This is significantly lower than National Treasury's projection of 1.6% in 2026 and 1.8% over the medium term, reaching 2% by 2028, although the finance minister Enoch Godongwana has said they will review the country's economic growth forecast before October's mid-term budget.
Image: Ayanda Ndamane / Independent Newspapers
S&P Global Ratings has lowered South Africa’s economic growth forecast for 2026, warning that higher inflation, rising energy costs and the prospect of further interest rate increases will weigh on the economy over the next two years.
In its latest Economic Outlook for Emerging Markets, released on Thursday, S&P revised South Africa’s 2026 gross domestic product (GDP) growth forecast down by 0.2 percentage points to 1.3%, from 1.5% projected in March.
The ratings agency also cut its 2027 growth forecast by the same margin to 1.5%.
This is significantly lower than National Treasury's projection of 1.6% in 2026 and 1.8% over the medium term, reaching 2% by 2028, although the finance minister Enoch Godongwana has said they will review the country's economic growth forecast before October's mid-term budget.
Last week, the World Bank also revised downwards by 0.4 percentage points South Africa's 2026 forecast to 1.0% from a previous projection of 1.4% in January amid slower growth amid rising global uncertainty, higher energy prices and weaker international demand.

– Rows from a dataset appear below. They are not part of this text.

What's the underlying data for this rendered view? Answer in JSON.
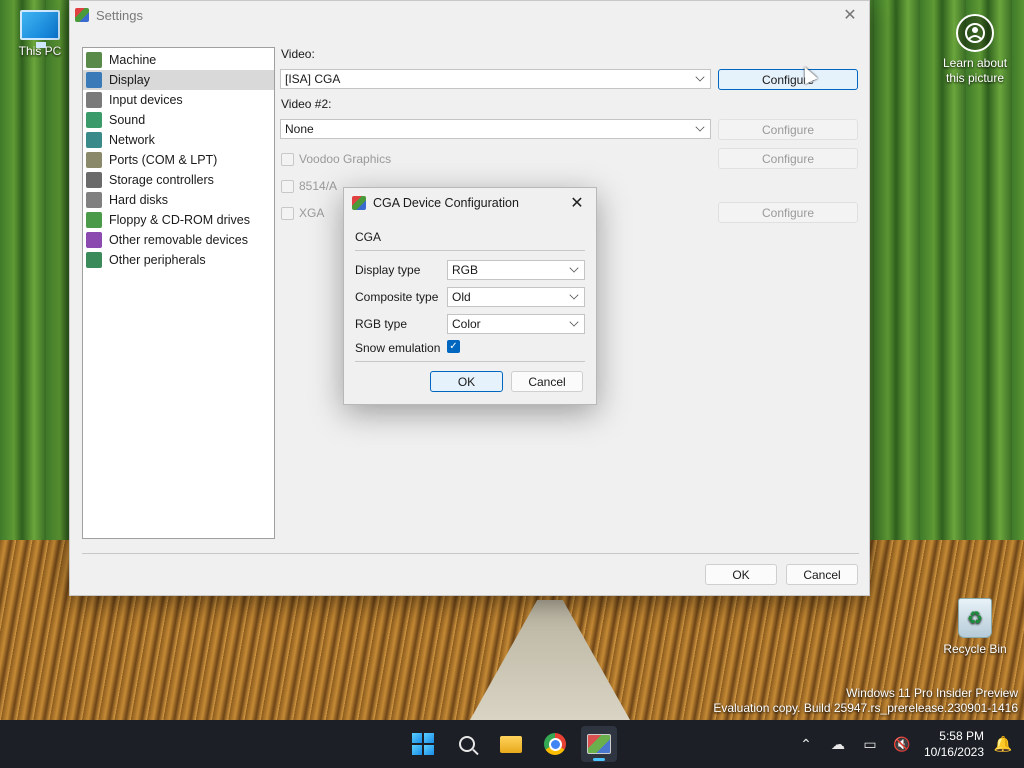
{
  "desktop": {
    "this_pc": "This PC",
    "recycle_bin": "Recycle Bin",
    "learn": [
      "Learn about",
      "this picture"
    ],
    "watermark": [
      "Windows 11 Pro Insider Preview",
      "Evaluation copy. Build 25947.rs_prerelease.230901-1416"
    ]
  },
  "settings": {
    "title": "Settings",
    "tree": [
      {
        "label": "Machine",
        "icon": "machine-icon",
        "color": "#5a8a4a"
      },
      {
        "label": "Display",
        "icon": "display-icon",
        "color": "#3a7ab8"
      },
      {
        "label": "Input devices",
        "icon": "input-devices-icon",
        "color": "#7a7a7a"
      },
      {
        "label": "Sound",
        "icon": "sound-icon",
        "color": "#3a9a6a"
      },
      {
        "label": "Network",
        "icon": "network-icon",
        "color": "#3a8a8a"
      },
      {
        "label": "Ports (COM & LPT)",
        "icon": "ports-icon",
        "color": "#8a8a6a"
      },
      {
        "label": "Storage controllers",
        "icon": "storage-controllers-icon",
        "color": "#6a6a6a"
      },
      {
        "label": "Hard disks",
        "icon": "hard-disks-icon",
        "color": "#808080"
      },
      {
        "label": "Floppy & CD-ROM drives",
        "icon": "floppy-cdrom-icon",
        "color": "#4a9a4a"
      },
      {
        "label": "Other removable devices",
        "icon": "removable-devices-icon",
        "color": "#8a4ab0"
      },
      {
        "label": "Other peripherals",
        "icon": "peripherals-icon",
        "color": "#3a8a5a"
      }
    ],
    "video_label": "Video:",
    "video_value": "[ISA] CGA",
    "video2_label": "Video #2:",
    "video2_value": "None",
    "configure": "Configure",
    "voodoo": "Voodoo Graphics",
    "ibm8514": "8514/A",
    "xga": "XGA",
    "ok": "OK",
    "cancel": "Cancel"
  },
  "dialog": {
    "title": "CGA Device Configuration",
    "group": "CGA",
    "display_type_label": "Display type",
    "display_type_value": "RGB",
    "composite_type_label": "Composite type",
    "composite_type_value": "Old",
    "rgb_type_label": "RGB type",
    "rgb_type_value": "Color",
    "snow_label": "Snow emulation",
    "snow_checked": true,
    "ok": "OK",
    "cancel": "Cancel"
  },
  "taskbar": {
    "time": "5:58 PM",
    "date": "10/16/2023"
  }
}
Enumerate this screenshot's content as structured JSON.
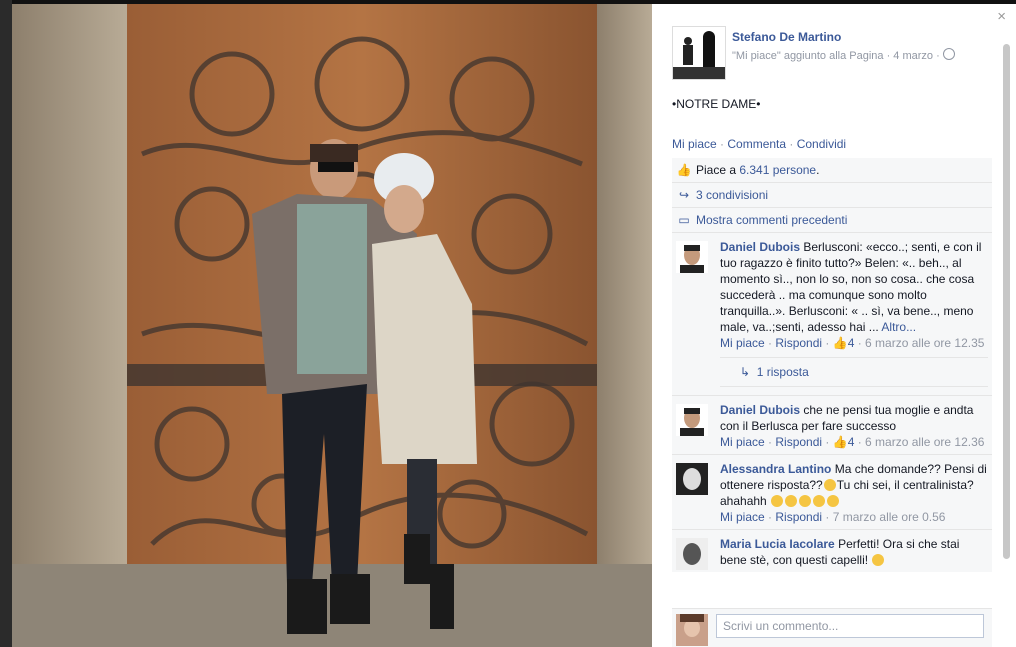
{
  "post": {
    "author": "Stefano De Martino",
    "meta": "\"Mi piace\" aggiunto alla Pagina · 4 marzo · ",
    "globe_icon": "globe-icon",
    "text": "•NOTRE DAME•"
  },
  "actions": {
    "like": "Mi piace",
    "comment": "Commenta",
    "share": "Condividi",
    "sep": " · "
  },
  "ufi": {
    "likes_prefix": "Piace a ",
    "likes_count": "6.341 persone",
    "likes_suffix": ".",
    "shares": "3 condivisioni",
    "more_comments": "Mostra commenti precedenti"
  },
  "comments": [
    {
      "name": "Daniel Dubois",
      "text": "Berlusconi: «ecco..; senti, e con il tuo ragazzo è finito tutto?» Belen: «.. beh.., al momento sì.., non lo so, non so cosa.. che cosa succederà .. ma comunque sono molto tranquilla..». Berlusconi: « .. sì, va bene.., meno male, va..;senti, adesso hai ... ",
      "more": "Altro...",
      "like": "Mi piace",
      "reply": "Rispondi",
      "likes": "4",
      "date": "6 marzo alle ore 12.35",
      "replies": "1 risposta"
    },
    {
      "name": "Daniel Dubois",
      "text": "che ne pensi tua moglie e andta con il Berlusca per fare successo",
      "like": "Mi piace",
      "reply": "Rispondi",
      "likes": "4",
      "date": "6 marzo alle ore 12.36"
    },
    {
      "name": "Alessandra Lantino",
      "text_a": "Ma che domande?? Pensi di ottenere risposta??",
      "text_b": "Tu chi sei, il centralinista? ahahahh ",
      "like": "Mi piace",
      "reply": "Rispondi",
      "date": "7 marzo alle ore 0.56"
    },
    {
      "name": "Maria Lucia Iacolare",
      "text": "Perfetti! Ora si che stai bene stè, con questi capelli! "
    }
  ],
  "composer": {
    "placeholder": "Scrivi un commento..."
  },
  "close_label": "×"
}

Although economists are optimistic that GDP growth of around 1.3% looks attainable in 2026, S&P emerging markets chief economist Elijah Oliveros-Rosen said consumer price pressures are likely to accelerate in the second half of the year, driven by higher fuel and food costs.
“Our GDP forecasts for South Africa are now 20 bps lower for 2026 and 2027, at 1.3% and 1.5%, respectively. We raised our average inflation forecast to 4.3% from 3.5%,” Oliveros-Rosen said.
“We expect the central bank to hike interest rates at least one more time this year, since we expect inflation to exceed 5% in the second half of 2026.”
The downgrade comes as S&P expects inflationary pressures across emerging markets to persist following disruptions linked to the Middle East conflict and higher global energy and food prices.
“Compared with our March baseline, we have raised our inflation projections and lowered our growth forecasts for most EM economies in Europe, the Middle East, and Africa,” S&P said.
“Energy inflation has picked up broadly across the region, particularly in Nigeria and Turkiye, and we expect food inflation to increase over the coming months due to higher transportation and fertilizer costs.”
The report forms part of S&P’s broader assessment of emerging markets, where growth prospects have weakened as economies grapple with the fallout from elevated commodity prices and lingering uncertainty around the implementation of the recent US-Iran peace agreement.
Although crude oil prices have eased since the agreement was signed a week ago, S&P cautioned that refined fuel products are likely to remain expensive for longer because of logistical bottlenecks, damaged infrastructure and inventory rebuilding. These factors are expected to keep inflation elevated across many developing economies.
Food prices are also emerging as a significant concern. S&P noted that higher fertiliser costs and the onset of El Niño conditions could push food inflation higher over the coming months.
South Africa was identified as one of the emerging markets most exposed to the weather phenomenon, which has historically been associated with droughts and rising agricultural prices.
The agency observed that several emerging market central banks, including South Africa’s, have already tightened monetary policy since the Middle East conflict began. Higher interest rates, while necessary to contain inflation, are expected to restrain household spending and business investment.
S&P now forecasts South Africa’s benchmark policy rate, which is currently at 7% per annum, to end 2026 at 7.25%, before easing to 6.75% in 2027.
Despite the downgrade, South Africa’s growth outlook remains slightly stronger than the 1.1% expansion estimated for 2025. The economy delivered a stronger-than-expected performance in the first quarter of 2026, expanding by 0.5% and marking a sixth consecutive quarter of economic expansion.
However, it continues to lag many of its emerging-market peers. S&P expects countries such as India, Vietnam and Indonesia to post growth rates above 5% in 2026, supported by strong domestic demand and investment linked to the global artificial intelligence and technology supply chain.
For South Africa, the ratings agency expects economic growth to remain modest over the medium term, improving only gradually to 1.8% by 2028 and 2029. Unemployment is forecast to remain exceptionally high at 31.8% in 2026 before edging lower in subsequent years.